Chamara Kwakye
FacultyAfrican American and African Studies
Assistant Professor – Tenure System
African American and African Studies
Biography
Scholar, Writer, and Performer, Chamara Jewel Kwakye is an Academic Specialist in the Department of African American and African Studies at Michigan State University. Daughter of the African diaspora, Dr. Kwakye was born and raised in South Central Los Angeles. With matrilineage from Crossett, Arkansas and patrilineage from Akropong, Ghana she attributes the richness of both Southern Black culture and West African culture to her dynamic interests, her outlook on community and solidarity, her approach to art and creativity and in part her success. She holds a Masters in Post-Secondary Administration and Student Affairs from the University of Southern California and a PhD in Education Policy Studies with a concentration in African American Studies and a graduate certificate in Gender & Women’s Studies from the University of Illinois Urbana-Champaign.
Her research interest is guided by Black Feminism and centers the voices of Black Girls and Women and their artistic and creative response to White Supremacy. She has published poems, starred in performances, written articles, co-edited a book and served in various artistic capacities that highlight her investment in artistic creativity as a tool in fighting oppression. She believes Black girls and women survival and wellness should be central in organizing against structural oppression.
As an interdisciplinary scholar and instructor Dr. Kwakye has taught various courses that interweave a number of fields including African American and African Studies, Gender and Women’s Studies, Education Policy Studies and History. In AAAS she is excited to teach introductory and exploratory courses as she finds that’s where students are not only introduced to new ideas, readings and material but is also where students’ new intellectual passions are sparked.
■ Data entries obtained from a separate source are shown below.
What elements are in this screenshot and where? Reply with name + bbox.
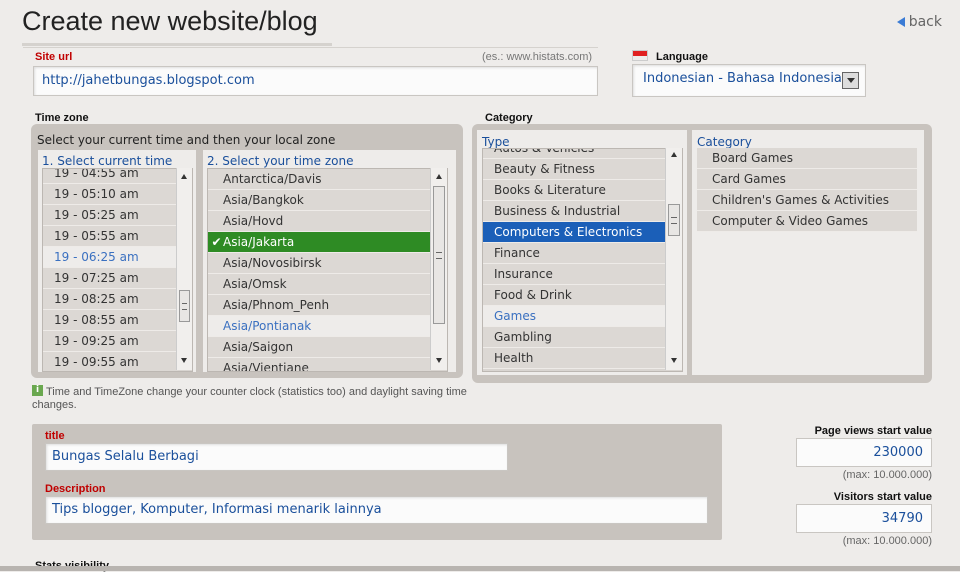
scroll-up-icon[interactable] bbox=[436, 174, 442, 179]
time-option[interactable]: 19 - 08:55 am bbox=[43, 310, 178, 331]
subcategory-option[interactable]: Board Games bbox=[697, 148, 917, 169]
time-option[interactable]: 19 - 04:55 am bbox=[43, 169, 178, 184]
language-value: Indonesian - Bahasa Indonesia bbox=[643, 71, 842, 86]
scroll-up-icon[interactable] bbox=[671, 152, 677, 157]
site-url-hint: (es.: www.histats.com) bbox=[482, 51, 593, 63]
visitors-label: Visitors start value bbox=[833, 491, 932, 503]
zone-option-label: Asia/Jakarta bbox=[223, 235, 295, 249]
category-label: Category bbox=[485, 112, 533, 124]
scroll-down-icon[interactable] bbox=[436, 358, 442, 363]
type-option-selected[interactable]: Computers & Electronics bbox=[483, 222, 666, 243]
visitors-input[interactable]: 34790 bbox=[796, 504, 932, 533]
time-option[interactable]: 19 - 05:55 am bbox=[43, 226, 178, 247]
title-divider bbox=[22, 43, 332, 46]
scroll-thumb[interactable] bbox=[433, 186, 445, 324]
language-select[interactable]: Indonesian - Bahasa Indonesia bbox=[632, 64, 866, 97]
site-url-input[interactable]: http://jahetbungas.blogspot.com bbox=[33, 66, 598, 96]
title-input[interactable]: Bungas Selalu Berbagi bbox=[45, 443, 508, 471]
type-option[interactable]: Finance bbox=[483, 243, 666, 264]
visitors-max: (max: 10.000.000) bbox=[842, 535, 932, 547]
zone-option-selected[interactable]: ✔Asia/Jakarta bbox=[208, 232, 431, 253]
subcategory-option[interactable]: Computer & Video Games bbox=[697, 211, 917, 232]
pageviews-input[interactable]: 230000 bbox=[796, 438, 932, 467]
time-list-scrollbar[interactable] bbox=[176, 168, 192, 370]
back-link[interactable]: back bbox=[896, 14, 942, 30]
pageviews-label: Page views start value bbox=[814, 425, 932, 437]
current-time-list[interactable]: 19 - 04:55 am 19 - 05:10 am 19 - 05:25 a… bbox=[42, 168, 193, 372]
subcategory-option[interactable]: Children's Games & Activities bbox=[697, 190, 917, 211]
time-option[interactable]: 19 - 05:10 am bbox=[43, 184, 178, 205]
time-option-selected[interactable]: 19 - 06:25 am bbox=[43, 247, 178, 268]
description-input[interactable]: Tips blogger, Komputer, Informasi menari… bbox=[45, 496, 708, 524]
zone-list[interactable]: Antarctica/Davis Asia/Bangkok Asia/Hovd … bbox=[207, 168, 448, 372]
type-option[interactable]: Beauty & Fitness bbox=[483, 159, 666, 180]
type-option-highlighted[interactable]: Games bbox=[483, 306, 666, 327]
scroll-thumb[interactable] bbox=[668, 204, 680, 236]
language-label: Language bbox=[656, 51, 708, 63]
type-option[interactable]: Autos & Vehicles bbox=[483, 149, 666, 159]
chevron-down-icon bbox=[847, 78, 855, 83]
timezone-note: Time and TimeZone change your counter cl… bbox=[32, 386, 467, 411]
type-option[interactable]: Gambling bbox=[483, 327, 666, 348]
back-label: back bbox=[908, 14, 942, 30]
timezone-label: Time zone bbox=[35, 112, 89, 124]
zone-option[interactable]: Asia/Vientiane bbox=[208, 358, 431, 371]
subcategory-option[interactable]: Card Games bbox=[697, 169, 917, 190]
type-header: Type bbox=[482, 135, 510, 149]
bottom-edge bbox=[0, 566, 960, 571]
zone-option[interactable]: Antarctica/Davis bbox=[208, 169, 431, 190]
pageviews-max: (max: 10.000.000) bbox=[842, 469, 932, 481]
time-option[interactable]: 19 - 09:25 am bbox=[43, 331, 178, 352]
zone-option[interactable]: Asia/Omsk bbox=[208, 274, 431, 295]
site-url-rule bbox=[23, 47, 598, 48]
indonesia-flag-icon bbox=[632, 50, 648, 61]
current-time-header: 1. Select current time bbox=[42, 154, 173, 168]
time-option[interactable]: 19 - 09:55 am bbox=[43, 352, 178, 371]
type-list[interactable]: Autos & Vehicles Beauty & Fitness Books … bbox=[482, 148, 683, 372]
zone-option[interactable]: Asia/Hovd bbox=[208, 211, 431, 232]
type-list-scrollbar[interactable] bbox=[665, 148, 682, 370]
checkmark-icon: ✔ bbox=[211, 235, 222, 249]
zone-option[interactable]: Asia/Novosibirsk bbox=[208, 253, 431, 274]
site-url-label: Site url bbox=[35, 51, 73, 63]
zone-option[interactable]: Asia/Bangkok bbox=[208, 190, 431, 211]
scroll-down-icon[interactable] bbox=[181, 358, 187, 363]
type-option[interactable]: Business & Industrial bbox=[483, 201, 666, 222]
type-option[interactable]: Health bbox=[483, 348, 666, 369]
timezone-instruction: Select your current time and then your l… bbox=[37, 133, 336, 147]
scroll-thumb[interactable] bbox=[179, 290, 190, 322]
zone-option-highlighted[interactable]: Asia/Pontianak bbox=[208, 316, 431, 337]
zone-option[interactable]: Asia/Saigon bbox=[208, 337, 431, 358]
subcategory-header: Category bbox=[697, 135, 752, 149]
title-label: title bbox=[45, 430, 65, 442]
subcategory-list[interactable]: Board Games Card Games Children's Games … bbox=[697, 148, 917, 232]
back-arrow-icon bbox=[896, 17, 905, 27]
zone-option[interactable]: Asia/Phnom_Penh bbox=[208, 295, 431, 316]
zone-header: 2. Select your time zone bbox=[207, 154, 354, 168]
time-option[interactable]: 19 - 05:25 am bbox=[43, 205, 178, 226]
type-option[interactable]: Insurance bbox=[483, 264, 666, 285]
zone-list-scrollbar[interactable] bbox=[430, 168, 447, 370]
language-dropdown-button[interactable] bbox=[842, 72, 859, 89]
type-option[interactable]: Books & Literature bbox=[483, 180, 666, 201]
description-label: Description bbox=[45, 483, 106, 495]
time-option[interactable]: 19 - 08:25 am bbox=[43, 289, 178, 310]
scroll-up-icon[interactable] bbox=[181, 174, 187, 179]
scroll-down-icon[interactable] bbox=[671, 358, 677, 363]
page-title: Create new website/blog bbox=[22, 6, 318, 36]
type-option[interactable]: Food & Drink bbox=[483, 285, 666, 306]
time-option[interactable]: 19 - 07:25 am bbox=[43, 268, 178, 289]
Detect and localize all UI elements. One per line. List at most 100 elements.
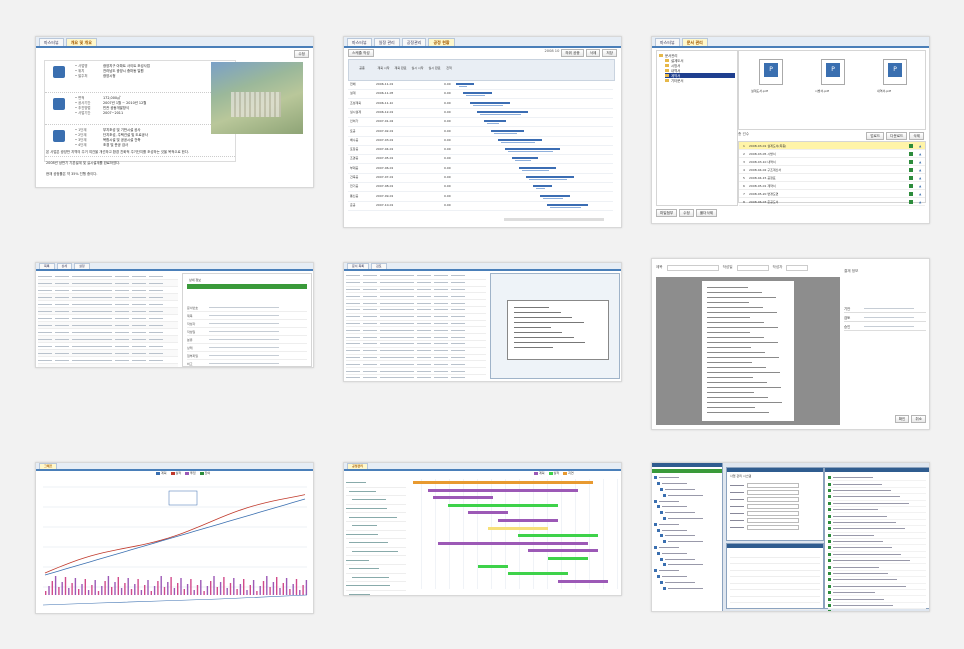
list-item[interactable] bbox=[346, 361, 486, 369]
gantt-bar[interactable] bbox=[508, 572, 568, 576]
form-input[interactable] bbox=[747, 511, 799, 516]
tab-list[interactable]: 목록 bbox=[39, 263, 55, 269]
file-icon-2[interactable]: P bbox=[821, 59, 845, 85]
form-input[interactable] bbox=[747, 490, 799, 495]
confirm-button[interactable]: 확인 bbox=[894, 415, 910, 423]
form-input[interactable] bbox=[747, 497, 799, 502]
list-row[interactable] bbox=[730, 603, 820, 610]
tree-node[interactable] bbox=[663, 585, 720, 591]
list-item[interactable] bbox=[38, 280, 178, 287]
tab-process-status[interactable]: 공정 현황 bbox=[428, 38, 455, 46]
cancel-button[interactable]: 취소 bbox=[911, 415, 926, 423]
task-row[interactable] bbox=[346, 565, 406, 574]
list-item[interactable] bbox=[346, 273, 486, 280]
table-row[interactable]: 7 2008-05-20 변경도면 ▲ bbox=[739, 190, 925, 198]
gantt-bar[interactable] bbox=[498, 519, 558, 522]
task-row[interactable] bbox=[346, 505, 406, 514]
list-item[interactable] bbox=[346, 287, 486, 294]
gantt-bar[interactable] bbox=[518, 534, 598, 538]
download-button[interactable]: 다운로드 bbox=[886, 132, 908, 140]
task-row[interactable] bbox=[346, 591, 406, 595]
tab-graph[interactable]: 그래프 bbox=[39, 463, 58, 469]
table-row[interactable]: 1 2008-03-01 설계도서(최종) ▲ bbox=[739, 142, 925, 150]
list-item[interactable] bbox=[346, 355, 486, 362]
gantt-bar[interactable] bbox=[528, 549, 598, 553]
gantt-bar[interactable] bbox=[413, 481, 593, 484]
create-schedule-button[interactable]: 스케줄 작성 bbox=[348, 49, 374, 57]
list-item[interactable] bbox=[38, 336, 178, 343]
detail-row[interactable] bbox=[828, 609, 926, 611]
modify-button[interactable]: 수정 bbox=[679, 209, 694, 217]
tab-doc-list[interactable]: 문서 목록 bbox=[347, 263, 369, 269]
table-row[interactable]: 8 2008-06-03 준공도서 ▲ bbox=[739, 198, 925, 206]
list-item[interactable] bbox=[346, 293, 486, 301]
list-item[interactable] bbox=[38, 343, 178, 350]
gantt-bar[interactable] bbox=[548, 557, 588, 560]
list-item[interactable] bbox=[38, 287, 178, 294]
tab-master[interactable]: 마스터뷰 bbox=[347, 38, 372, 46]
list-item[interactable] bbox=[346, 341, 486, 348]
list-item[interactable] bbox=[346, 327, 486, 335]
gantt-row[interactable]: 준공 2007-10-01 0.00 bbox=[348, 201, 613, 211]
list-item[interactable] bbox=[346, 348, 486, 355]
folder-delete-button[interactable]: 폴더삭제 bbox=[695, 209, 718, 217]
task-row[interactable] bbox=[346, 522, 406, 531]
gantt-bar[interactable] bbox=[438, 541, 588, 545]
gantt-bar[interactable] bbox=[478, 564, 508, 568]
tab-process[interactable]: 공정관리 bbox=[401, 38, 427, 46]
file-icon-3[interactable]: P bbox=[883, 59, 907, 85]
task-row[interactable] bbox=[346, 488, 406, 497]
date-field[interactable] bbox=[736, 265, 769, 271]
gantt-bar[interactable] bbox=[428, 488, 578, 492]
list-item[interactable] bbox=[38, 329, 178, 336]
table-row[interactable]: 4 2008-04-02 구조계산서 ▲ bbox=[739, 166, 925, 174]
form-input[interactable] bbox=[747, 518, 799, 523]
form-input[interactable] bbox=[747, 504, 799, 509]
author-field[interactable] bbox=[786, 265, 809, 271]
tab-documents[interactable]: 문서 관리 bbox=[681, 38, 708, 46]
task-row[interactable] bbox=[346, 496, 406, 505]
list-item[interactable] bbox=[346, 368, 486, 375]
task-row[interactable] bbox=[346, 548, 406, 557]
attach-button[interactable]: 파일첨부 bbox=[656, 209, 678, 217]
gantt-bar[interactable] bbox=[433, 496, 493, 500]
edit-button[interactable]: 수정 bbox=[294, 50, 309, 58]
list-item[interactable] bbox=[38, 308, 178, 315]
file-icon-1[interactable]: P bbox=[759, 59, 783, 85]
gantt-bar[interactable] bbox=[558, 579, 608, 583]
delete-button[interactable]: 삭제 bbox=[585, 49, 601, 57]
list-item[interactable] bbox=[346, 375, 486, 381]
tab-process[interactable]: 공정관리 bbox=[347, 463, 369, 469]
list-item[interactable] bbox=[346, 300, 486, 307]
save-button[interactable]: 저장 bbox=[602, 49, 617, 57]
gantt-bar[interactable] bbox=[488, 526, 548, 530]
delete-button[interactable]: 삭제 bbox=[909, 132, 924, 140]
task-row[interactable] bbox=[346, 531, 406, 540]
list-item[interactable] bbox=[38, 315, 178, 322]
title-field[interactable] bbox=[666, 265, 719, 271]
list-item[interactable] bbox=[38, 364, 178, 367]
form-input[interactable] bbox=[747, 483, 799, 488]
tab-detail[interactable]: 상세 bbox=[56, 263, 73, 269]
tab-master[interactable]: 마스터뷰 bbox=[655, 38, 680, 46]
upload-button[interactable]: 업로드 bbox=[866, 132, 885, 140]
tree-node[interactable]: 기타문서 bbox=[665, 78, 735, 83]
list-item[interactable] bbox=[38, 322, 178, 329]
list-item[interactable] bbox=[346, 280, 486, 287]
tab-overview[interactable]: 개요 및 개요 bbox=[65, 38, 97, 46]
list-item[interactable] bbox=[38, 350, 178, 357]
list-item[interactable] bbox=[38, 273, 178, 280]
form-input[interactable] bbox=[747, 525, 799, 530]
gantt-bar[interactable] bbox=[468, 511, 508, 515]
task-row[interactable] bbox=[346, 479, 406, 488]
list-item[interactable] bbox=[346, 314, 486, 321]
table-row[interactable]: 5 2008-04-15 공정표 ▲ bbox=[739, 174, 925, 182]
list-item[interactable] bbox=[346, 334, 486, 341]
task-row[interactable] bbox=[346, 574, 406, 583]
list-item[interactable] bbox=[38, 301, 178, 308]
table-row[interactable]: 3 2008-03-10 내역서 ▲ bbox=[739, 158, 925, 166]
gantt-bar[interactable] bbox=[448, 503, 558, 507]
list-item[interactable] bbox=[346, 321, 486, 328]
task-row[interactable] bbox=[346, 556, 406, 565]
table-row[interactable]: 6 2008-05-01 계약서 ▲ bbox=[739, 182, 925, 190]
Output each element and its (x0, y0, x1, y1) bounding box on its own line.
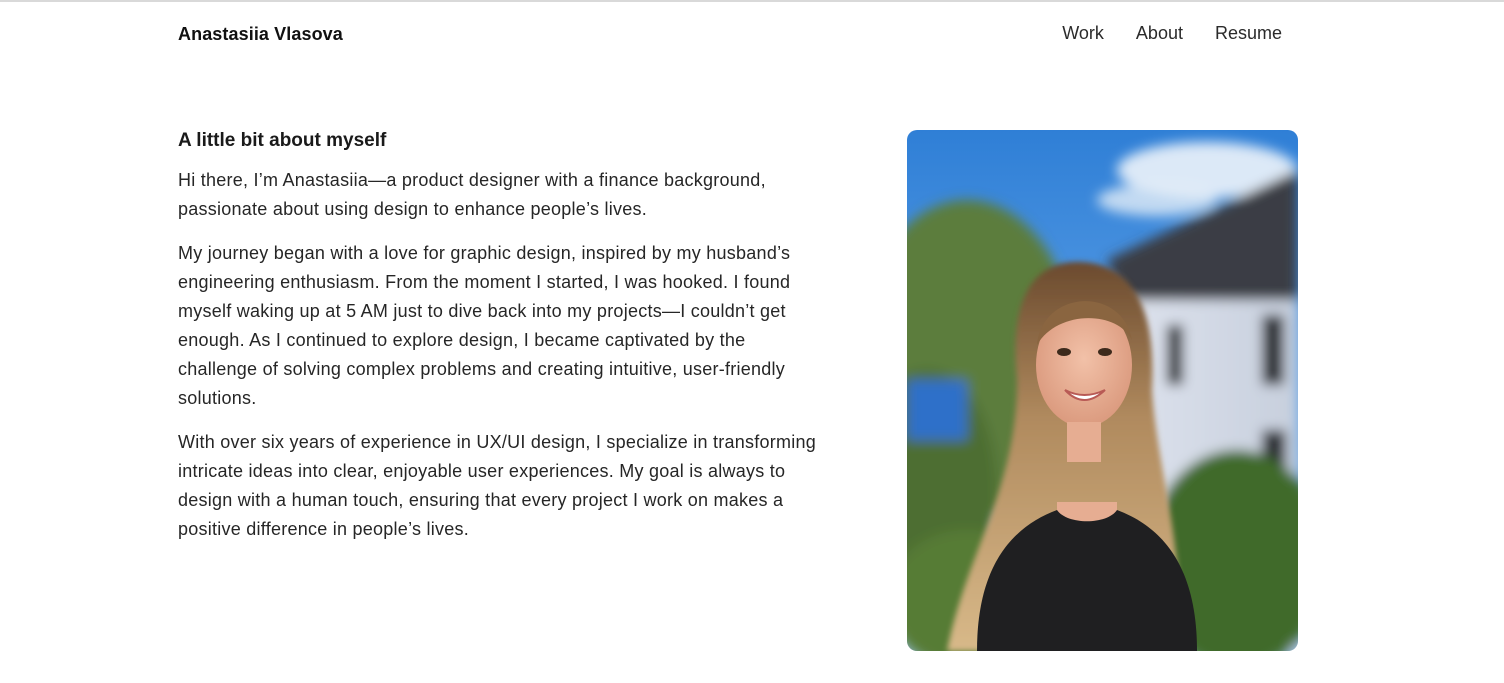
portrait-photo (907, 130, 1298, 651)
main-nav: Work About Resume (1062, 23, 1282, 44)
about-paragraph-intro: Hi there, I’m Anastasiia—a product desig… (178, 170, 766, 219)
about-heading: A little bit about myself (178, 130, 387, 151)
nav-link-about[interactable]: About (1136, 23, 1183, 44)
top-border (0, 0, 1504, 2)
site-header: Anastasiia Vlasova Work About Resume (178, 22, 1282, 48)
about-paragraph-experience: With over six years of experience in UX/… (178, 432, 817, 539)
about-paragraph-journey: My journey began with a love for graphic… (178, 243, 791, 408)
about-section: A little bit about myself Hi there, I’m … (178, 130, 828, 559)
nav-link-resume[interactable]: Resume (1215, 23, 1282, 44)
brand-name[interactable]: Anastasiia Vlasova (178, 24, 343, 45)
nav-link-work[interactable]: Work (1062, 23, 1104, 44)
portrait-illustration (907, 130, 1298, 651)
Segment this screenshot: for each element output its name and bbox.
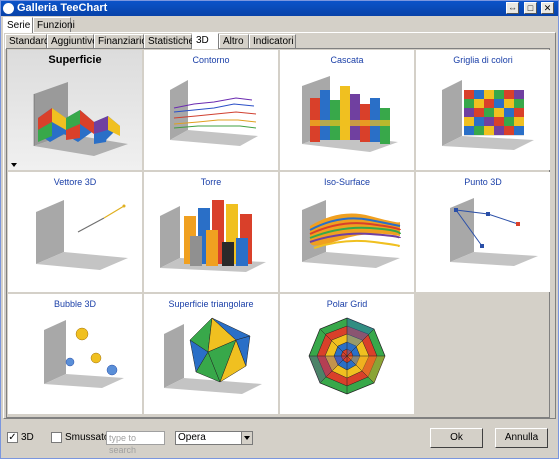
check-3d[interactable]: ✓ xyxy=(7,432,18,443)
check-smussato[interactable] xyxy=(51,432,62,443)
gallery-item-bubble-3d[interactable]: Bubble 3D xyxy=(8,294,142,414)
search-input[interactable]: type to search xyxy=(106,431,165,455)
tower-chart-thumbnail xyxy=(160,200,266,272)
tab-statistiche[interactable]: Statistiche xyxy=(144,34,194,49)
gallery-item-contorno[interactable]: Contorno xyxy=(144,50,278,170)
title-bar[interactable]: Galleria TeeChart ⇔ □ ✕ xyxy=(1,1,558,16)
restore-icon[interactable]: ⇔ xyxy=(506,2,519,14)
gallery-item-griglia-colori[interactable]: Griglia di colori xyxy=(416,50,550,170)
gallery-item-torre[interactable]: Torre xyxy=(144,172,278,292)
ok-button[interactable]: Ok xyxy=(430,428,483,448)
theme-select[interactable]: Opera xyxy=(175,431,253,445)
gallery-item-cascata[interactable]: Cascata xyxy=(280,50,414,170)
gallery-window: Galleria TeeChart ⇔ □ ✕ Serie Funzioni S… xyxy=(0,0,559,459)
tab-altro[interactable]: Altro xyxy=(219,34,249,49)
gallery-item-iso-surface[interactable]: Iso-Surface xyxy=(280,172,414,292)
surface-chart-thumbnail xyxy=(33,82,128,156)
check-3d-label: 3D xyxy=(21,432,34,443)
check-smussato-label: Smussato xyxy=(65,432,110,443)
vector-3d-chart-thumbnail xyxy=(36,200,128,270)
contour-chart-thumbnail xyxy=(170,80,258,146)
chevron-down-icon[interactable] xyxy=(241,432,252,444)
tab-serie[interactable]: Serie xyxy=(3,17,33,33)
tab-3d[interactable]: 3D xyxy=(192,33,219,49)
gallery-item-vettore-3d[interactable]: Vettore 3D xyxy=(8,172,142,292)
iso-surface-chart-thumbnail xyxy=(302,200,401,268)
gallery-item-superficie-triangolare[interactable]: Superficie triangolare xyxy=(144,294,278,414)
bubble-3d-chart-thumbnail xyxy=(44,320,124,388)
selection-marker xyxy=(11,163,17,167)
tab-indicatori[interactable]: Indicatori xyxy=(249,34,296,49)
tab-funzioni[interactable]: Funzioni xyxy=(33,17,75,33)
tab-aggiuntive[interactable]: Aggiuntive xyxy=(47,34,98,49)
app-icon xyxy=(3,3,14,14)
gallery-item-superficie[interactable]: Superficie xyxy=(8,50,142,170)
point-3d-chart-thumbnail xyxy=(450,198,538,266)
bottom-bar: ✓ 3D Smussato type to search Opera Ok An… xyxy=(1,420,558,458)
waterfall-chart-thumbnail xyxy=(302,76,398,152)
gallery-item-punto-3d[interactable]: Punto 3D xyxy=(416,172,550,292)
chart-gallery: Superficie Contorno Cascata Griglia di c… xyxy=(6,48,550,418)
polar-grid-chart-thumbnail xyxy=(308,317,386,395)
gallery-item-polar-grid[interactable]: Polar Grid xyxy=(280,294,414,414)
tab-standard[interactable]: Standard xyxy=(5,34,50,49)
close-icon[interactable]: ✕ xyxy=(541,2,554,14)
color-grid-chart-thumbnail xyxy=(442,80,534,150)
cancel-button[interactable]: Annulla xyxy=(495,428,548,448)
theme-select-value: Opera xyxy=(178,432,206,443)
maximize-icon[interactable]: □ xyxy=(524,2,537,14)
tab-finanziario[interactable]: Finanziario xyxy=(94,34,147,49)
window-title: Galleria TeeChart xyxy=(17,2,108,14)
triangle-surface-chart-thumbnail xyxy=(164,317,262,394)
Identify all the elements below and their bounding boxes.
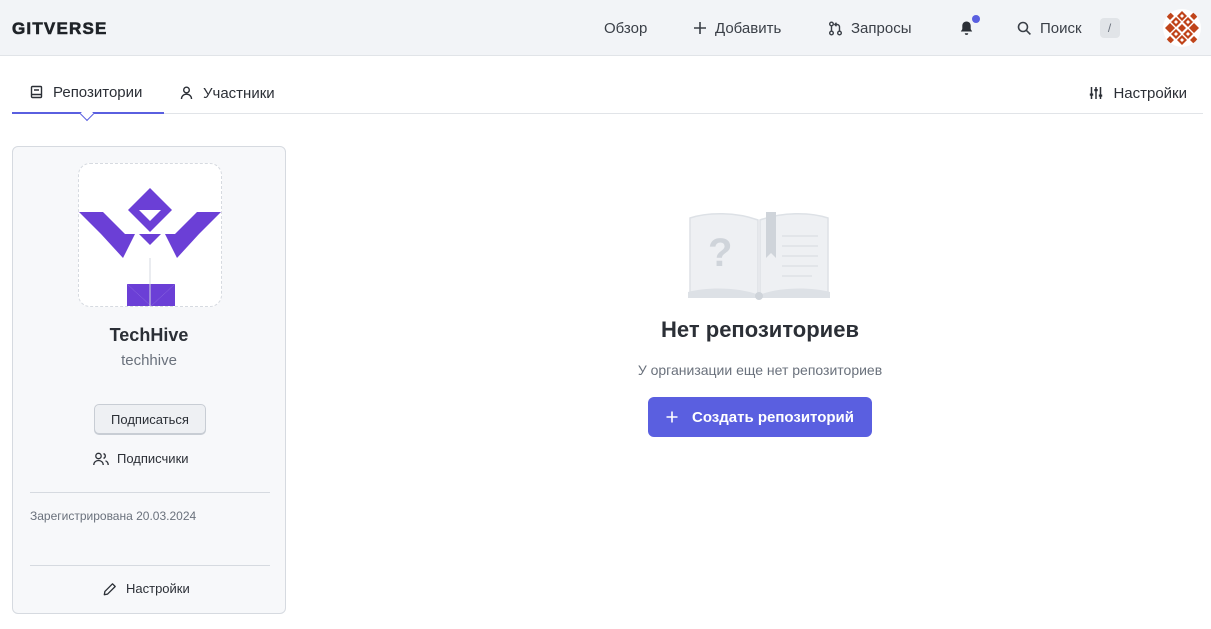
plus-icon <box>666 411 678 423</box>
empty-state-subtitle: У организации еще нет репозиториев <box>637 362 883 378</box>
org-logo <box>78 163 222 307</box>
pencil-icon <box>103 582 116 595</box>
empty-book-illustration: ? <box>688 212 830 300</box>
empty-state-title: Нет репозиториев <box>661 317 859 342</box>
pull-request-icon <box>829 21 842 35</box>
gitverse-logo-text: GITVERSE <box>12 19 108 38</box>
create-repository-button[interactable]: Создать репозиторий <box>648 397 872 437</box>
nav-add-label: Добавить <box>715 19 782 37</box>
card-divider <box>30 492 270 493</box>
gitverse-logo[interactable]: GITVERSE <box>12 18 172 38</box>
nav-requests-label: Запросы <box>851 19 912 37</box>
followers-link[interactable]: Подписчики <box>93 451 189 466</box>
search-button[interactable]: Поиск / <box>1017 0 1120 56</box>
nav-overview-label: Обзор <box>604 19 648 37</box>
nav-requests[interactable]: Запросы <box>828 0 912 56</box>
bell-icon <box>960 21 973 35</box>
card-divider <box>30 565 270 566</box>
search-icon <box>1017 21 1031 35</box>
notifications-button[interactable] <box>959 0 981 56</box>
follow-button[interactable]: Подписаться <box>94 404 206 434</box>
tab-members-label: Участники <box>203 84 275 102</box>
person-icon <box>180 86 193 100</box>
tab-members[interactable]: Участники <box>180 72 275 114</box>
user-avatar[interactable] <box>1163 9 1201 47</box>
tab-settings-label: Настройки <box>1113 84 1187 102</box>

Prior to joining AAAS at MSU, Dr. Kwakye served as The Chancellor’s Postdoctoral Fellow at the University of Illinois in the Department of African American Studies and as faculty at the University of Kentucky and Georgia State University. In her role as Academic Specialist in AAAS at MSU Dr. Kwakye’s goal is to serve AAAS students in a way that affirms their agency, that inspires them to develop and take seriously their intellectual curiosities, and model how their intellectual curiosities should be in service to the collective. Ultimately, she wants the students she serves to be whole, recognize their talent and their divine gifts and to leave MSU with a curious mind and their spirits intact.
Publications
Chamara Jewel Kwakye, Dominique C. Hill, Durell M. Callier; 10 Years of Black Girlhood Celebration: A Pedagogy of Doing. Departures in Critical Qualitative Research 1 September 2017; 6 (3): 1–10. doi: https://doi.org/10.1525/dcqr.2017.6.3.1
Brown, Ruth Nicole, and Chamara Jewel Kwakye. 2012. Wish to Live: The Hip-hop Feminism Pedagogy Reader.